Toutefois, compte tenu des retards quasi systématiques des demandeurs dans le paiement de leur échéance, de l’absence totale de démarches de recherche de logement alors que le couple parental dispose de ressources pour régler des échéances mensuelles d’environ 1.200 euros, Monsieur [Z] [S] et Madame [B] [S] ne démontrent pas leur bonne foi et en quoi leur relogement ne pourrait avoir lieu dans des conditions normales.
En conséquence, au regard de l’ensemble de ces éléments, et particulièrement des longs délais dont Monsieur [Z] [S] et Madame [B] [S] ont de facto déjà bénéficié, il y a lieu de rejeter leur demande tendant à obtenir des délais d’expulsion.
En conséquence, la demande indemnitaire de Monsieur [Z] [S] et Madame [B] [S] pour procédure abusive sera également rejetée.
Sur les demandes accessoires
La nature de la demande impose de laisser les dépens à la charge de Monsieur [Z] [S] et Madame [B] [S].
En application de l’article 700 du code de procédure civile, l’équité commande de condamner Monsieur [Z] [S] et Madame [B] [S] à verser à la société FONCIERE RU 01/2012 la somme de 1.000 euros.
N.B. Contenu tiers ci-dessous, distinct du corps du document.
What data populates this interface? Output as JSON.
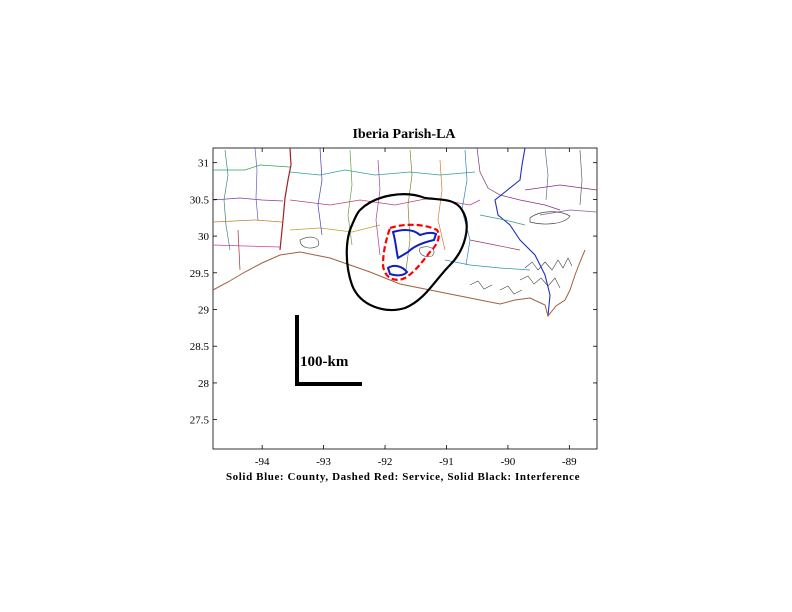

Il est rappelé que la présente décision est exécutoire de droit à titre provisoire en vertu de l’article R.121-21 du code des procédures civiles d’exécution.
PAR CES MOTIFS
La juge de l’exécution, statuant par mise à disposition au greffe, par jugement contradictoire et en premier ressort ;
DECLARE recevables les demandes de nullité du commandement de quitter les lieux et de délais avant expulsion de Monsieur [Z] [S] et Madame [B] [S] ;
REJETTE la demande de à Monsieur [Z] [S] et Madame [B] [S] de nullité du commandement de quitter les lieux ;
REJETTE la demande de délai avant d’être expulsés formée par Monsieur [Z] [S] et Madame [B] [S] ;
REJETTE le surplus des demandes de Monsieur [Z] [S] et Madame [B] [S] ;
CONDAMNE Monsieur [Z] [S] et Madame [B] [S] aux dépens ;
CONDAMNE Monsieur [Z] [S] et Madame [B] [S] à payer à la société FONCIERE RU 01/2012 la somme de 1.000 euros au titre de l’article 700 du Code de procédure civile ;
RAPPELLE que les décisions du juge de l’exécution sont exécutoires de plein droit.